Ramon Cordovil, técnico em mecânica industrial, ficou conhecido ao aparecer na arquibancada de um jogo de seu time do coração, o Paysandu (Pará), com uma faixa com as frases “#DoeMedula #SomosTodosCampeões”. Estava careca e com o rosto protegido por uma máscara, devido ao tratamento da leucemia mieloide aguda contra a qual lutava havia quatro anos. Estava na segunda recidiva.

O objetivo de Cordovil era incentivar o transplante de medula e divulgar que se trata de um procedimento simples. No seu caso, uma de suas irmãs, 100% compatível, foi sua doadora no primeiro transplante.

Vânia Castanheira, hoje coach de bem-estar e saúde e escritora, estava casada havia pouco mais de um ano e meio e planejava a primeira gravidez, no início de 2013, quando descobriu um câncer de mama.

A necessidade de falar da doença e do seu tratamento em redes sociais foi uma surpresa tanto para Cordovil quanto para Castanheira, que contaram suas experiências no seminário Tecnologia contra o câncer, realizado pela Folha nesta quinta-feira (6), com patrocínio do laboratório Roche e apoio do Hospital Sírio-Libanês e da farmacêutica Abbvie.

Até então distante das redes sociais, Castanheira em certo ponto do tratamento, sentiu a necessidade de contar em um blog tudo o que estava acontecendo, quando poucas pessoas sabiam sobre sua doença.

“Quando senti necessidade de compartilhar tanta informação, resolvi criar o blog”, diz ela. “Preciso que as pessoas saibam disso.”

Com o tempo, o blog cresceu e deu origem ao livro “O Câncer Foi minha Cura”. Castanheira também grava vídeos tutoriais para ajudar pacientes. Afirma que compartilhar as informações e ouvir das pessoas como isso as ajudou, é um processo catártico que faz bem aos outros e a ela mesma. “Um processo de autoterapia”, segundo ela.

Cordovil ficou sabendo que tinha câncer, em 2013. Estava trabalhando no interior do Pará quando passou mal e foi encaminhado para um hospital em Belém. A médica que o atendeu foi quem lhe disse que iriam tratar o câncer. Ela achou que Cordovil já sabia. “Foi como uma sentença de morte para mim.”

Ficou em coma induzido por 22 dias. “Estava tudo pronto para o meu casamento, mas no dia eu estava dormindo. Deveria estar esperando a noiva no altar e ela é que estava esperando eu acordar”, conta.

Segundo Cordovil, acordar e ouvir de familiares que eles estavam ali para apoiá-lo no que fosse preciso foi essencial para tirá-lo de pensamentos depressivos.

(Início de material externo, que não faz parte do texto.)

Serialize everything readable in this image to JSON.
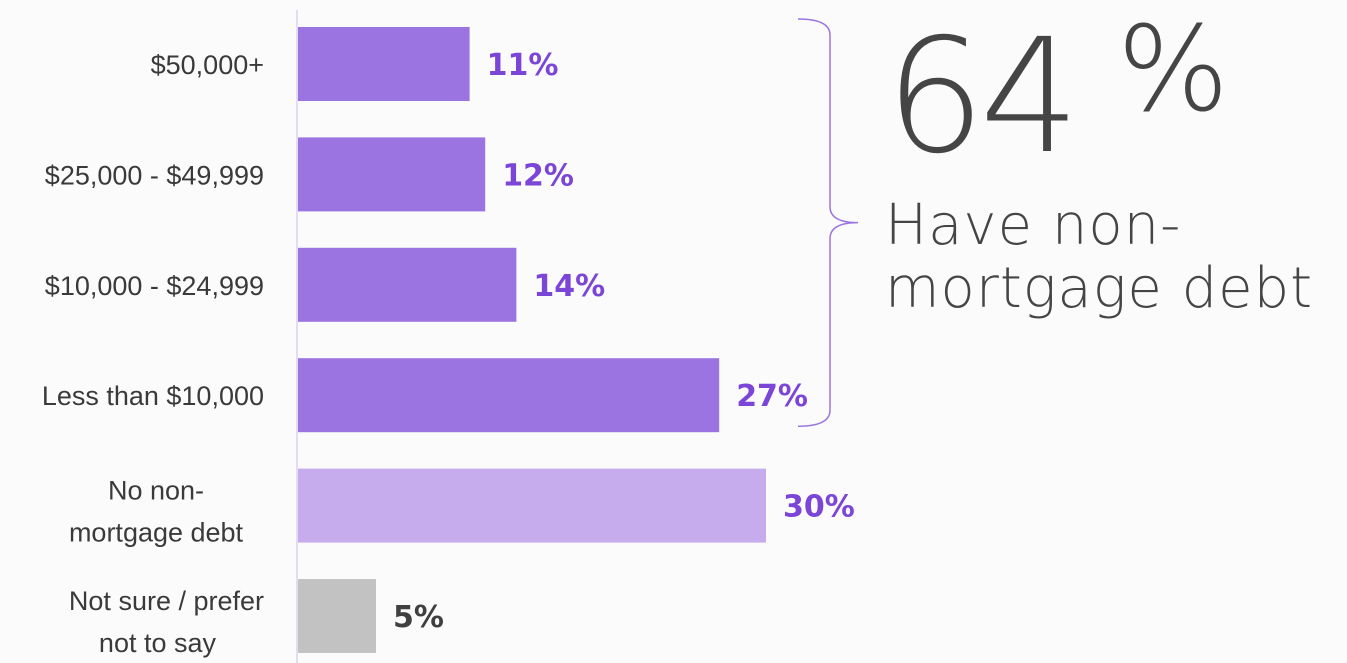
{
  "chart_data": {
    "type": "bar",
    "orientation": "horizontal",
    "categories": [
      [
        "$50,000+"
      ],
      [
        "$25,000 - $49,999"
      ],
      [
        "$10,000 - $24,999"
      ],
      [
        "Less than $10,000"
      ],
      [
        "No non-",
        "mortgage debt"
      ],
      [
        "Not sure / prefer",
        "not to say"
      ]
    ],
    "values": [
      11,
      12,
      14,
      27,
      30,
      5
    ],
    "value_labels": [
      "11%",
      "12%",
      "14%",
      "27%",
      "30%",
      "5%"
    ],
    "bar_colors": [
      "#9b74e1",
      "#9b74e1",
      "#9b74e1",
      "#9b74e1",
      "#c6aced",
      "#c2c2c2"
    ],
    "label_colors": [
      "#7b45d8",
      "#7b45d8",
      "#7b45d8",
      "#7b45d8",
      "#7b45d8",
      "#404040"
    ],
    "bracket_covers": [
      0,
      3
    ],
    "xlim": [
      0,
      30
    ]
  },
  "callout": {
    "value": "64",
    "unit": "%",
    "text": "Have non-mortgage debt"
  },
  "colors": {
    "axis": "#e4dcf3",
    "bracket": "#9b74e1",
    "callout_text": "#454545"
  }
}
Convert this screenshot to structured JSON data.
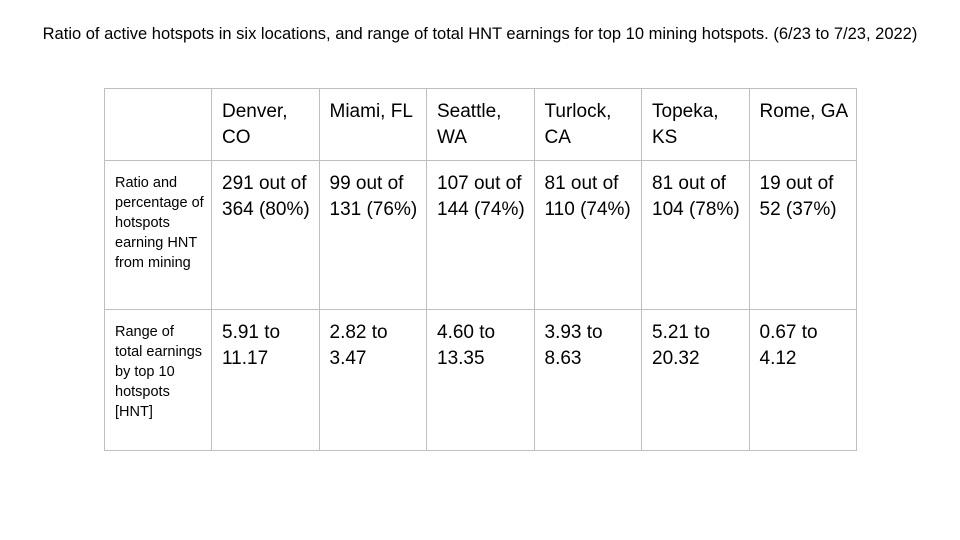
{
  "title": "Ratio of active hotspots in six locations, and range of total HNT earnings for top 10 mining hotspots. (6/23 to 7/23, 2022)",
  "table": {
    "header": [
      "",
      "Denver, CO",
      "Miami, FL",
      "Seattle, WA",
      "Turlock, CA",
      "Topeka, KS",
      "Rome, GA"
    ],
    "rows": [
      {
        "label": "Ratio and percentage of hotspots earning HNT from mining",
        "cells": [
          "291 out of 364 (80%)",
          "99 out of 131 (76%)",
          "107 out of 144 (74%)",
          "81 out of 110 (74%)",
          "81 out of 104 (78%)",
          "19 out of 52 (37%)"
        ]
      },
      {
        "label": "Range of total earnings by top 10 hotspots [HNT]",
        "cells": [
          "5.91 to 11.17",
          "2.82 to 3.47",
          "4.60 to 13.35",
          "3.93 to 8.63",
          "5.21 to 20.32",
          "0.67 to 4.12"
        ]
      }
    ]
  }
}
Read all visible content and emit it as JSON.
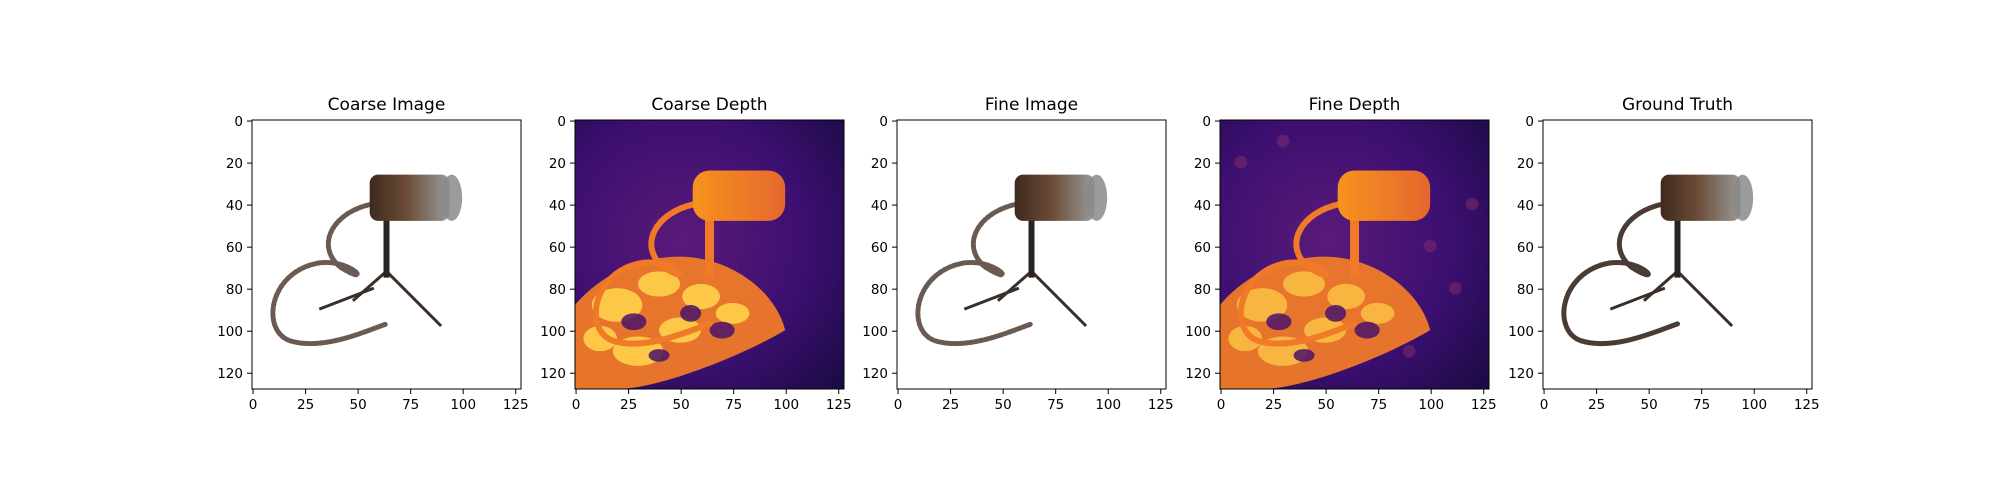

Castanheira alerta para o perigo da busca de informações na internet assim que ficam sabendo de um possível problema. Ela própria pesquisou “carcinoma de duto mamário grau dois” e, assim que viu que era um câncer, fechou o navegador. Sentiu que as informações seriam mais causa de angústia que de ajuda e que era o momento de contar com o especialista.

José Ernesto Succi, médico membro do Núcleo de Oncologia Torácica da Universidade Federal de São Paulo (Unifesp), diz gostar quando o paciente vai à rede e aprende um pouco, antes da consulta. “Ele sabe fazer as perguntas já filtradas, não preciso explicar tudo.”

Succi ressalta que é preciso ter cuidado. Mesmo como médico, entrou em pânico no dia que seu filho fez uma ressonância e apareceu um tumor na medula. “Fui direto no Google e a primeira imagem que apareceu foi a de um tumor extremamente maligno. Eu quase infartei. Mas era um tumor benigno que foi operado e curou. A imagem era parecida, mas eu não sou especialista em tumor neurológico.”

Outra fonte de ajuda durante ou após a doença são os grupos de apoio, que podem auxiliar quando não há familiares ou estes não têm entendimento ou não são compreensivos quanto à doença. “Os grupos de apoio são importantíssimos nestes casos”, afirmou Succi.

Para Castanheira, a identificação com outra pessoa ajuda a criar esperança. “No meu caso, a chance de vir a ter uma recidiva nos primeiros dois anos era acima de 60%. Então, quando a gente encontra alguém no grupo que teve o câncer há dez ou 20 anos, tem esperança.”